Wednesday 17 July 2013

The midday meals scheme is one of the Indian government’s flagship anti-poverty programmes, designed to provide at least one nutritious meal a day for the children of the nation’s poorest families. The Indian government says it reaches about 120 million children across the country.

But the scheme has faced criticism over the quality of the food provided and standards of hygiene. There have also been allegations of corruption, with food intended for children disappearing and then being sold on the black market.

Oxfam’s programmes and advocacy director Shaik Anwar said Bihar was not the only state that had shown little concern for improving the free school meal scheme, despite many previous warnings from civil society organisations and right-to-food commissioners.

In April this year a 13-year-old girl died in Aswara, near Ahmedabad in the north west, and 10 others were taken ill after eating the midday meal at a government school. A dirty water tank was believed to be the cause of the contamination.

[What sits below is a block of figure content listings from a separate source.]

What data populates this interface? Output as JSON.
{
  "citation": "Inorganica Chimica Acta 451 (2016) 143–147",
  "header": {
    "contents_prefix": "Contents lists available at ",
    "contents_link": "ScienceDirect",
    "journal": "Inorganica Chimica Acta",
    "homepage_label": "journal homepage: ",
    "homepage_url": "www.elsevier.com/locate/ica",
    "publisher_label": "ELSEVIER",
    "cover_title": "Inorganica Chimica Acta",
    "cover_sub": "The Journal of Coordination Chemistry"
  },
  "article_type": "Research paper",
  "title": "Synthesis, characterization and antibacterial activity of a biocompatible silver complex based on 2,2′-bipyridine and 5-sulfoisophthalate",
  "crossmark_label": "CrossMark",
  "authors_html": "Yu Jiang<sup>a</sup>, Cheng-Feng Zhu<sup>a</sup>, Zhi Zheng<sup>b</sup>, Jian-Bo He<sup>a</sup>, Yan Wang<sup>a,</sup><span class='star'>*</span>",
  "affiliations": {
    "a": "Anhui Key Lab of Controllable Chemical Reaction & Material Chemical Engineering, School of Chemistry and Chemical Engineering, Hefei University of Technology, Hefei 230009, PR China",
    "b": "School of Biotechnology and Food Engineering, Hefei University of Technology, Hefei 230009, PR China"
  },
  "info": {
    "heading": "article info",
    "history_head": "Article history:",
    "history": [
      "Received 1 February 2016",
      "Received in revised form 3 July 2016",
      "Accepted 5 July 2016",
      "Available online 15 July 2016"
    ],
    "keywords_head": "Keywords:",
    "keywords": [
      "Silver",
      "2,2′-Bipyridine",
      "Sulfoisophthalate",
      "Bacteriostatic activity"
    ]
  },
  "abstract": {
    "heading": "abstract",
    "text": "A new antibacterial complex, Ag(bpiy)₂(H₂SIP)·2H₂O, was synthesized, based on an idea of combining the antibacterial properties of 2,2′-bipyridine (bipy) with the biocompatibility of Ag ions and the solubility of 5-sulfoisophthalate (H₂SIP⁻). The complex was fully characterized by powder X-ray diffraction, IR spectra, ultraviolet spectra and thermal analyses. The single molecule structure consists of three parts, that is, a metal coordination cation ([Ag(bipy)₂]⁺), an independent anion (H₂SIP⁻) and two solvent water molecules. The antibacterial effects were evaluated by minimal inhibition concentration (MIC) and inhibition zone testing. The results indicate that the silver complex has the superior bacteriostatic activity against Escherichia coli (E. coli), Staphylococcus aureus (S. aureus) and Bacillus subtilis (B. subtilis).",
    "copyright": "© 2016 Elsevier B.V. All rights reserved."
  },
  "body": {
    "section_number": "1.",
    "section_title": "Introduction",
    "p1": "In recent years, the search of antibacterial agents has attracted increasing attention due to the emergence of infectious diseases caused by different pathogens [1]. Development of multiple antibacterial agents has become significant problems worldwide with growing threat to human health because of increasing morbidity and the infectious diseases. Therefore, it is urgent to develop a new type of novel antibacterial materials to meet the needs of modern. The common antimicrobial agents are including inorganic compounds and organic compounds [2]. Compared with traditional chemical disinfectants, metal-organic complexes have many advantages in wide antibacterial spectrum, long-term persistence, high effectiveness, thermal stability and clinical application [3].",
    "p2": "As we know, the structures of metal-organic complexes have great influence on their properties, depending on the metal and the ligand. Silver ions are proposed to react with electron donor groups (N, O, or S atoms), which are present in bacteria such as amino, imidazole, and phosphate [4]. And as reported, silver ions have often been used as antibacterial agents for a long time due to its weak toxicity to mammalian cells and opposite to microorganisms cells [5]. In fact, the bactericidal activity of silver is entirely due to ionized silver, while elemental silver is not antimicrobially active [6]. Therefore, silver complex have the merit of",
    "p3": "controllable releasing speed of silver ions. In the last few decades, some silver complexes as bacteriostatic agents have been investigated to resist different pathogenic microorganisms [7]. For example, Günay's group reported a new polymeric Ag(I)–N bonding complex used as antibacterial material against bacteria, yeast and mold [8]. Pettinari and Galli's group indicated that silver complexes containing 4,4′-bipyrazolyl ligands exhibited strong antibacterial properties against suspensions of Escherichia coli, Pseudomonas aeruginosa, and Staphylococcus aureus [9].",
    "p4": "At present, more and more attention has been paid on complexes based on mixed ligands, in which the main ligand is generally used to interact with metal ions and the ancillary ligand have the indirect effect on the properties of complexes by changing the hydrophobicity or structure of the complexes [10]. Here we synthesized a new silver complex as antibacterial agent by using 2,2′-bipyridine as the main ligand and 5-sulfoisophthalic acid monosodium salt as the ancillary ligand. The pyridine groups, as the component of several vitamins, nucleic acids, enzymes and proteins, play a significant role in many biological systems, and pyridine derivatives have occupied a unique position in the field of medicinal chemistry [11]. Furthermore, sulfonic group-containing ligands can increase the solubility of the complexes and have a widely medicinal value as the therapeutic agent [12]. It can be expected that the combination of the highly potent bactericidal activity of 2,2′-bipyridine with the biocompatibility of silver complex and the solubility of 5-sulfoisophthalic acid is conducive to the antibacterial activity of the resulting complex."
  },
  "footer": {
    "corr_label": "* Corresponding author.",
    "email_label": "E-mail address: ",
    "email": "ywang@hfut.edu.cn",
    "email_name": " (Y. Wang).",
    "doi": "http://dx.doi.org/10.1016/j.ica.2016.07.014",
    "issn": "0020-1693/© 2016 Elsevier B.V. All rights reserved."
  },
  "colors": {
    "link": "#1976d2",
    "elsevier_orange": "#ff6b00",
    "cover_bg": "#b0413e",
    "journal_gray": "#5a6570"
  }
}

A year earlier 132 children were admitted to hospital after eating the midday meal at a school in Parvati near Pune in western India. Idlis (savoury cakes) prepared in unhygienic conditions were blamed. A couple of months earlier 50 children at a school in Mangalore in the south-west were taken to hospital after eating the midday meal. And 72 children were taken ill after eating a meal at a school in Surat in the north-west in 2010.

The India Today website cited other examples of problems with the quality of the meals. It reported that dead lizards, frogs, insects and a rat had all been found in food provided under the midday meal scheme.

The scheme was first introduced in southern India, where it was seen as an incentive for poor parents to send their children to school. Since then the programme has been replicated across the country. It is part of an effort to address concerns about malnutrition, from which the government says nearly half of all Indian children suffer.